Religion. It’s a subject that brings out the best and worst in people. I find myself pondering this controversial subject as I wade through my grief. Let me explain.
I was raised Catholic. Spent 12 years in Catholic schools. By the time I was finished at the age of 18, I knew I wasn’t Catholic any more. I think I knew by the time I was 16. Hell, maybe it was 14. But, I think I still considered myself Christian. That fell by the wayside through college. By the time I was in my early 20’s, I still believed in God (as a big G), but wasn’t sure exactly how I saw God. I felt it was unfair that so many religions referred to God as HE. I suppose as a woman I was very offended by most religions and their emphasis on men. When I entered my early 30’s, I began to question the existence of God. I just couldn’t wrap my head around this concept. I generally began to think in a more logical and scientific way that lead me away from believing in something greater than us. In the past 15 to 20 years I’ve called myself agnostic and atheistic and thrown in the occasional “I’m not religious, but I am spiritual”.
Now I call myself a “confusionist” borrowing the term from writer Eric Weiner who wrote Man Seeks God. I guess when it comes down to it I’m not 100% sure what I believe in. But I do know what I don’t believe. I know I’ll never be a Christian again. That’s not going to change.
And, this is incredibly difficult for a woman who is surrounded by a family of Christians. There are a couple of exceptions, but for the most part, my family is Catholic with some falling into the “other” Christian category. People don’t understand.
So, I often feel disrespected as a result. Ever feel this way? I do. Not by other “non-believers”, but by those who “believe”. Of course, I have a hard time with these terms. Really, we all believe in something, even if we don’t believe in God or Allah or whatever you might call your god. I think each person has her own belief system and that is what she believes in so, in turn, she is a believer. I had a couple of relatives say to me after a comment I made concerning the yellow butterflies I see when I run – that it’s Mom giving me signs, “Oh, you’re a believer now?!” Because we were at a party with other folks, I didn’t say anything. But I was pretty pissed off by this remark. I believe. I just don’t believe in the same things you do. I’m still a believer…in my own beliefs. And stop trying to label me! Why is it that people want to pigeonhole you into a specific category? I’m just me…believing in what I believe in.

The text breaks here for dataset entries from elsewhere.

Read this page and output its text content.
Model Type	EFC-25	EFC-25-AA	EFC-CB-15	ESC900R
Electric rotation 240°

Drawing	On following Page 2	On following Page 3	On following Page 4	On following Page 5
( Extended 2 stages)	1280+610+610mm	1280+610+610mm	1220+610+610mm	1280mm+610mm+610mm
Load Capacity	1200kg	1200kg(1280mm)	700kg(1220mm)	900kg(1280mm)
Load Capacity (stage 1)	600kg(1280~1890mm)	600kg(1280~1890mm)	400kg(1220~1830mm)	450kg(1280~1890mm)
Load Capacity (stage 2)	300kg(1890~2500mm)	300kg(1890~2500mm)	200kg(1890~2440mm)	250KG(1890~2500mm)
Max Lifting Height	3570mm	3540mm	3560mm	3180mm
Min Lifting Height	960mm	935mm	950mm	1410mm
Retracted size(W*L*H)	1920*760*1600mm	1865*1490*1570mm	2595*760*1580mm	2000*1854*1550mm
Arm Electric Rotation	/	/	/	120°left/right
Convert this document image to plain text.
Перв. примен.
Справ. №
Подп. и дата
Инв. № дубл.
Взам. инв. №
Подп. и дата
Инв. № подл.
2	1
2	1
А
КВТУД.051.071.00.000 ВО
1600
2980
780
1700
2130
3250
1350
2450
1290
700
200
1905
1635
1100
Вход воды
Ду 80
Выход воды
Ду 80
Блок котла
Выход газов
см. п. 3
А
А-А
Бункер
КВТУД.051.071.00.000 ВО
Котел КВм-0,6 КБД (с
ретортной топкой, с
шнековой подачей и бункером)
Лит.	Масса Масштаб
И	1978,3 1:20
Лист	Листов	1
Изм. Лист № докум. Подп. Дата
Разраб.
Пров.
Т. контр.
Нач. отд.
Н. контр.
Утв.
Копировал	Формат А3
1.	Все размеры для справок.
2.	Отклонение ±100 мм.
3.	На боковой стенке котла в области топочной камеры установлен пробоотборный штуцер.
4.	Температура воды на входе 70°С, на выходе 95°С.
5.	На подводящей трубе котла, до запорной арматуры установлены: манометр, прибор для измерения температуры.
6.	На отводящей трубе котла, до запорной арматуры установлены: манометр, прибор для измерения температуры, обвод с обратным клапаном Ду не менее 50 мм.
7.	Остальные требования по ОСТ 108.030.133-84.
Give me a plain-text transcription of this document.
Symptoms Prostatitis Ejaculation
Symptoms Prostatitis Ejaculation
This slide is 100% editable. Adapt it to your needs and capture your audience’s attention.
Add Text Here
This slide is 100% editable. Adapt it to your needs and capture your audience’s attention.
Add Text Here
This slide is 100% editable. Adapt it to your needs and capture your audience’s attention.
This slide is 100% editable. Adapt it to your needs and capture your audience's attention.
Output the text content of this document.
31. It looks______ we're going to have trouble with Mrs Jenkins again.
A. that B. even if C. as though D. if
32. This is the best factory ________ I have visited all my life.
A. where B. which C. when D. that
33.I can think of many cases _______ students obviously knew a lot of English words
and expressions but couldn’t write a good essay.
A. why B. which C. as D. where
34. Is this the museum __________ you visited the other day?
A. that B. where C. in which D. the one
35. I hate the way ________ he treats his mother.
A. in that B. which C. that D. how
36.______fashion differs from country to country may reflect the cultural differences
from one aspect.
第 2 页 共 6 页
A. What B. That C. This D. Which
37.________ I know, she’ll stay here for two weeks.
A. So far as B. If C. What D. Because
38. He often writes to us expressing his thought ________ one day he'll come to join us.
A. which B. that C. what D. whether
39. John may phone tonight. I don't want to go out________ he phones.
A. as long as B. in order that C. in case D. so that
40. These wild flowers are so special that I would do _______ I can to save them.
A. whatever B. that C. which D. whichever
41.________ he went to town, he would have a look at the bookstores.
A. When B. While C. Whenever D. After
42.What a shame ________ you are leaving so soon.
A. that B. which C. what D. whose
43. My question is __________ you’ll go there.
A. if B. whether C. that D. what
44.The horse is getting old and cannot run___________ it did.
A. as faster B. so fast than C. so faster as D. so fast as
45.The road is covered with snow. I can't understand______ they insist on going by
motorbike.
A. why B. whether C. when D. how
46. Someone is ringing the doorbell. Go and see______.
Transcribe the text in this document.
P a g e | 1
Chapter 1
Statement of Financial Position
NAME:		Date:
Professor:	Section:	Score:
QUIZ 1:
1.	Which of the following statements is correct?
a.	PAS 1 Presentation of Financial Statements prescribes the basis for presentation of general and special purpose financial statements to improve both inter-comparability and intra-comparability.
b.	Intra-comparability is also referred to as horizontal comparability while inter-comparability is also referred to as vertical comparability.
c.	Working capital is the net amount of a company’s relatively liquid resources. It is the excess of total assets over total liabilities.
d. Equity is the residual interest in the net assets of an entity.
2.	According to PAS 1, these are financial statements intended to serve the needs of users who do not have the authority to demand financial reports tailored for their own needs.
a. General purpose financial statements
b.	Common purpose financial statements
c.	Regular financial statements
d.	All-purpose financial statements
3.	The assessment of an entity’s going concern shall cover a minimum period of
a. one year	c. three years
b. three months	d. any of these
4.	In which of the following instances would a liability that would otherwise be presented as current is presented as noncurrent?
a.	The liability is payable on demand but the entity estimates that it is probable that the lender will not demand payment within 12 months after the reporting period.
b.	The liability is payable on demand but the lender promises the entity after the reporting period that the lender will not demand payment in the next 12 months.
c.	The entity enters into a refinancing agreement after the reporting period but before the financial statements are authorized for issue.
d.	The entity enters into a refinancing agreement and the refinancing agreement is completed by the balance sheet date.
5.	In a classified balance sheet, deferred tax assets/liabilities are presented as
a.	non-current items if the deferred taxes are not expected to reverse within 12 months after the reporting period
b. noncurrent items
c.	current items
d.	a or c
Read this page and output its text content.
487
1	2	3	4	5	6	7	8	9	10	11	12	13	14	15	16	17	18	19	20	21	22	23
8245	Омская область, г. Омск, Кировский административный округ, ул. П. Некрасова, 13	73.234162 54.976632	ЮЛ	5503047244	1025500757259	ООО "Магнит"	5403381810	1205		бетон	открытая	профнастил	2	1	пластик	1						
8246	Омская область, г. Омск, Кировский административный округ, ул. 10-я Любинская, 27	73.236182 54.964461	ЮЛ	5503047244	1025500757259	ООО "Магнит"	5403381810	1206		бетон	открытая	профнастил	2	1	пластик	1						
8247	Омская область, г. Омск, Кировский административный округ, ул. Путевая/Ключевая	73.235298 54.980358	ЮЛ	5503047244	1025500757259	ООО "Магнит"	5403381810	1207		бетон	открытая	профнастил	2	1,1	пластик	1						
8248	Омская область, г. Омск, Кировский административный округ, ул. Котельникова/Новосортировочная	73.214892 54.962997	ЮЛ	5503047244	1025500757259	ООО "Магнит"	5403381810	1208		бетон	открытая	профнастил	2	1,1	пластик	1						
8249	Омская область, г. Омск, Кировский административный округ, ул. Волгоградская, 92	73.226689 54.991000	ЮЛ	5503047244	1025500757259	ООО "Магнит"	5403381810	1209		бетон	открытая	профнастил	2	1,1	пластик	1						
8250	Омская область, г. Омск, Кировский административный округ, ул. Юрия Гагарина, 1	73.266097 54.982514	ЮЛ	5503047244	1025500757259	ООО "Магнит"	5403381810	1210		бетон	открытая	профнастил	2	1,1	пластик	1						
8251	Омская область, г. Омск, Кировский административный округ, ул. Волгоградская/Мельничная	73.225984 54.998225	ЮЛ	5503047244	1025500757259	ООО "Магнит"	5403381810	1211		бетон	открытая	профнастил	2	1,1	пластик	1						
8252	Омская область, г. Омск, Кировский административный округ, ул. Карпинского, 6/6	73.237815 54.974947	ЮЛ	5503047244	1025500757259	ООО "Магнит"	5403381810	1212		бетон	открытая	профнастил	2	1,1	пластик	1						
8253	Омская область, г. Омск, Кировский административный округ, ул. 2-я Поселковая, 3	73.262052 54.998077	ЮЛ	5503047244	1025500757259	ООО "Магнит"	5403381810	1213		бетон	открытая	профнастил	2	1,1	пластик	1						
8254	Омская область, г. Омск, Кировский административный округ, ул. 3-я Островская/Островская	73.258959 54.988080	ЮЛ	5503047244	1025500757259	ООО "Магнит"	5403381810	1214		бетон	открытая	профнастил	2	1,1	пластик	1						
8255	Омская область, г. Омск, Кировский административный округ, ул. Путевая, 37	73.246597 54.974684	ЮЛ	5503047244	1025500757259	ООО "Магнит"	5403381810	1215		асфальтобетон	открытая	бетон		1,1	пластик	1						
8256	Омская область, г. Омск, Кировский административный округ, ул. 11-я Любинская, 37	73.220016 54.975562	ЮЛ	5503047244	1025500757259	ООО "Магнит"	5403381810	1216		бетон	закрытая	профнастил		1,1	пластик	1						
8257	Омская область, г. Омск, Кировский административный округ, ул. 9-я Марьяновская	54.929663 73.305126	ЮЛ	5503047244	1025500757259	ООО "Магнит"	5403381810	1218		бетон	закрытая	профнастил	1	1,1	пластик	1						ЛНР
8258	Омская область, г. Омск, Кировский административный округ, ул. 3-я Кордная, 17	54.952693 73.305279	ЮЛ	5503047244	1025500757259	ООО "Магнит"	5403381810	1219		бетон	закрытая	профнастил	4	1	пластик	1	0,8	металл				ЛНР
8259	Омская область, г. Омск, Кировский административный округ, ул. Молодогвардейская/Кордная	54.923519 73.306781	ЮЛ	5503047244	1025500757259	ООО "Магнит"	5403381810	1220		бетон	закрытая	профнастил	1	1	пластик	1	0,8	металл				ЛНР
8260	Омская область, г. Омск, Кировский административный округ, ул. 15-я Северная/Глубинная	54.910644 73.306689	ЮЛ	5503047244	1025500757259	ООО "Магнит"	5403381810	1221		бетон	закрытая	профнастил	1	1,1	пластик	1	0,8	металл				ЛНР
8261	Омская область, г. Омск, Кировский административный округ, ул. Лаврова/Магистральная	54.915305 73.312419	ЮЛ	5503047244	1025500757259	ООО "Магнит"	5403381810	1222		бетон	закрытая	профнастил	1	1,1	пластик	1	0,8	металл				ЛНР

In my opinion, what it comes down to is simple respect. Look, I don’t understand most religions. But, I’m curious enough to learn a little bit about them, even just a few rituals or holy days. I personally don’t care if you’re a Sunni Muslim, a Lutheran, a Tibetan Buddhist, an Orthodox Jew or a Shakta Hindu. As the Dalai Lama says, “My religion is kindness.” So, as long as you are a good person, I don’t care what god or gods you pray to, what building you go to or what holy book you read. I think religion is intensely personal which is funny since I’m writing about it on a public blog. But, I do. I think we all have our own personal belief system that guides us through the moral complexity of life. The big problem I see is lack of respect.
For example, when I was in my mid-20’s my then boyfriend called me a druid. “What’s a druid?” I asked him the first time he called me this. “Someone who worships trees.” Not quite the precise definition, but it gave me the idea of what he meant by it. I had told him I felt close to God when I was in nature. So, he in turn decided to call me a druid. It was said in a teasing manner. I felt disrespected. So, I dumped his ass.
And here I am now generally feeling disrespected again. You see, there is a mass in honor of my mom this weekend. She was a devout Catholic. I admire folks, and, most importantly, respect them for their strong faith. I am, of course, expected to go to this mass. And, I will. But, I feel forced to go in many ways. It’s not what I believe. It’s what they believe. I go to keep the peace. I go to make my dad happy. I’ll find my own way during the service, meditating. But, let’s face it, I’d rather be outside in the natural world where I feel that strong spiritual presence and where I feel closest to Mom.
Look I don’t expect folks to understand my belief system. It’s not always clear to me. It has evolved over time and it will continue to evolve. I may not understand your beliefs. I may not like pieces of it. But, I will always respect it. And I’ll respect you. In turn, I’m asking the same. I’m simply asking for respect. That’s not too much to ask, is it?
Note from author: It is not my intention to disrespect anyone or their religion or their spiritual beliefs in any way. So, if I have offended anyone, please accept my apologies.